Only a society of criminals and thieves takes from others because ir can. And that is exactly what any country that has tried to take money from people just because it can ended up becoming. Corrupt and completely unjust.


> But in a free society you get to own stuff. Not society or the government, you.

Only if the society or government decides to enforce a particular notion of property rights.

> If you have wealth the someone generated or traded that wealth for/to you. You exchanged that wealth fairly for something.

"Hemedti owns, along with other family members, a gold mining company that operates in lands he seized in Darfur 2017. In 2018, Bashir gave Hemedti permission to mine and sell gold, and operations extended to other gold rich areas in outside Darfur in the south of the country. The gold was exported, according to a 2019 Reuters investigation, circumventing capital controls, and even sold to the Sudanese central bank for a preferential rate. The yield was allegedly used to enrich Hemedti and his family,"

https://www.theguardian.com/world/2023/apr/20/sudan-outsider...

Most fortunes are made by theft, deceit, luck, and bloodshed, not by hard work.

> once weath has been obtained and taxed lawfully.

So let's tax all assets above 2MM at 100%.


> You can tax rich people all you want you just can’t take their money because you can.

Revolutions against monarchies have disproven this repeatedly.

You can just take the wealth of monarchs and their associated hereditary elites “because you can”.

Arguably, getting to a negotiated surrender tends to produce better long-term results, but that’s not a “can’t”, in fact, the alternative is a necessary foundation for a negotiated outcome.

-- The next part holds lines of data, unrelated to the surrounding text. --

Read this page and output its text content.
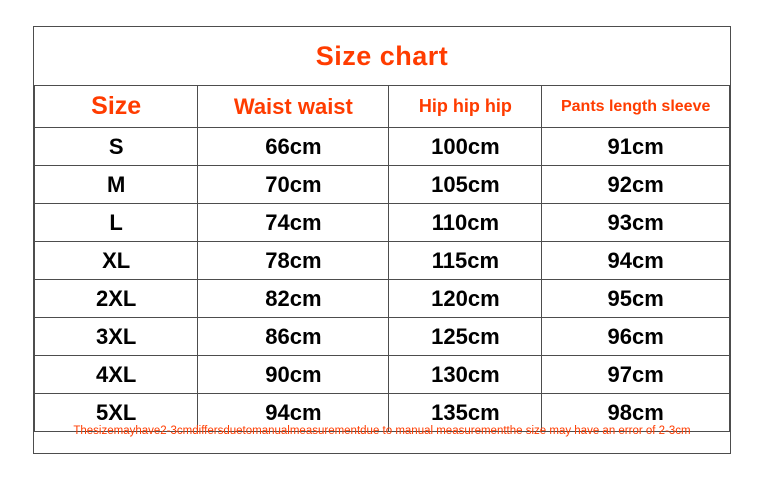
Size chart
Size	Waist waist	Hip hip hip	Pants length sleeve
S	66cm	100cm	91cm
M	70cm	105cm	92cm
L	74cm	110cm	93cm
XL	78cm	115cm	94cm
2XL	82cm	120cm	95cm
3XL	86cm	125cm	96cm
4XL	90cm	130cm	97cm
5XL	94cm	135cm	98cm
Thesizemayhave2-3cmdiffersduetomanualmeasurementdue to manual measurementthe size may have an error of 2-3cm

This is a king you're talking about.

There was no free exchange. There was conquest and centuries of theft by thugs in fancy hats.


Monarchy is theft.

They have no right to their ancestors' ill-gotten gains simply because those ancestors created laws that allowed it.

Non-democratic laws are fundamentally illegitimate.


What if they became rich by stealing other peoples rightful inheritance?


Then it wasn't lawfully gained at the time? Can you prove in court the laws at the time forbed that gain? If so take it from them with interest and punitive damages.


There are plenty of situations such as wealth gained from slavery where it wasn't illegal at the time but remains morally tainted.

(What proportion of the King's wealth derives from the time before Magna Carta and the concept of legal restraint on the Crown? Until then it was effectively impossible for anything the monarch did, including the most blatant theft and murder, to be deemed illegal)

In re "stealing other peoples rightful inheritance", as a side comment, the Crown (but not the King) is the beneficiary of inheritances for which an owner cannot be found.


I mean what a silly place to argue from. Was the norman conquest of england lawfully achieved at the time?


Conquest was legal until the Kellogg-Briand Pact outlawed it in 1928, so yes /s


Then by that logic, if they simply pass a law saying that all the monarch's wealth is confiscated, everything is fine.


"lawfully gained at the time".

So, theft under color of law.


Look, there's an obvious way to resolve this that will satisfy everyone. Simply pass a law first, then legally eat the rich.